Whilst each of these events isn’t groundbreaking in game design, they flow together so well that, at least for your first play through, you’ll easily be taken away by the number of options you have to take in terms of engaging content.
Now, that does lead me to one concern I found about Rage. At times, I was a little too blown away. I was thrown so many upgrade screens and progression systems all at once that I just felt a bit unsure of what to progress and why. I think the upgrade systems for your vehicles, weapons, skills, and other tidbits are great mechanics, but they’re a little full on for a new player that may be unsure of what exactly matters.
I found myself holding on to my collected resources because I felt unsure it was even worth upgrading my current weapons and vehicle when more exciting, more fun weapons and vehicles were just around the corner.
I think that the developers could have done a little more to ease players into the content that’s available and all of the different systems and what their main purpose may be.
Speaking of fun weapons, though, Rage 2 does a great job here. Despite moving to the Avalanche engine, the weapons still feel very much like they belong in an ID Software game. You have the Wingstick, which is essentially a deadly boomerang that can rip through enemies.
Then a Shotgun that just feels ever so like something from Doom. What about the Firestorm revolver? This can shoot beams and then pull players into it, sending them pulsing into the air. Or my personal favourite, the Grav-Dart launcher – an excellent physics defying tool. You shoot in one location, then shoot your enemy, then activate the gravity and the enemy will go flying towards your first location.
You can also get access to a range of superhero-like powers. To begin with, you get Dash, a very simple tool to phase in the direction you’re facing. Great for throwing enemies off or getting out of the way of danger. You can get a ground-pound like slam attack, or use a force push style ability called Shatter.

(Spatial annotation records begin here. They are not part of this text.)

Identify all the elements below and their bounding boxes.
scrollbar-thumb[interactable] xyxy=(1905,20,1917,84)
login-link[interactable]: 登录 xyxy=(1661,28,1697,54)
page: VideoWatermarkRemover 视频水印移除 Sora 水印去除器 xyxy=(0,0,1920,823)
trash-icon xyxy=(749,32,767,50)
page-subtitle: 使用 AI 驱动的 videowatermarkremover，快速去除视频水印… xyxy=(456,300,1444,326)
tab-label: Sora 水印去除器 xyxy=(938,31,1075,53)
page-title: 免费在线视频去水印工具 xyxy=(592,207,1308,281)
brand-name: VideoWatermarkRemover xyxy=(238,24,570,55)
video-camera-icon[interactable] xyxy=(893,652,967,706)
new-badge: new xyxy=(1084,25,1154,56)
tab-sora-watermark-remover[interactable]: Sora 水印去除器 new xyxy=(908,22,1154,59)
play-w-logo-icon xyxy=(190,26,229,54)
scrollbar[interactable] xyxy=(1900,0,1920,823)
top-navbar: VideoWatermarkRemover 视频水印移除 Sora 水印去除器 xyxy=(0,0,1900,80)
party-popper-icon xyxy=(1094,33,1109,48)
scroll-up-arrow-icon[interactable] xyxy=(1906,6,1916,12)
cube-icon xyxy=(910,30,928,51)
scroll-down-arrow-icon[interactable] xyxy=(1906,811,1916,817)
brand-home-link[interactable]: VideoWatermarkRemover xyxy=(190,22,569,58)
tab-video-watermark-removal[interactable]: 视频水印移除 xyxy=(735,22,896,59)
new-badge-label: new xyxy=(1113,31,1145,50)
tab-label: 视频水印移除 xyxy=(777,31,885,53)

Vortex is one of my favourites – you can throw a vortex down and enemies will be pulled towards it, then you can have them hanging, helplessly in the air. There’s an overdrive meter that builds up when you use your weapons and abilities in quick succession. With Overdrive activated, you deal more damage, regain health, and more importantly, each ability and weapon has even more unique features.
To gain new gear and powers, you have to find Arks scattered around the game world. Interestingly, most Arks aren’t part of the main quest line, so you need to explore the world, find them yourself, or speak to in-game characters to learn of their whereabouts to gain access to some of the fun powers and weapons.
The environments and game world for Rage 2 is stunningly beautiful and immersive, too. Everything from the dirt track roads to the foliage slowly growing back into existence. Then we have the rickety settlements and cities that are teeming with life and activity.
If you want to be immersed into a fun, engaging world that draws you in with its environment and unique game mechanics Rage 2 is certainly for you.
There’s just so, so much on offer with Rage 2 that it can often be a little overwhelming at first. I’d suggest that you take the time to learn the upgrade systems, understand how everything works, and go find all of the Arks so that you can try out all of the abilities and weapons for yourself.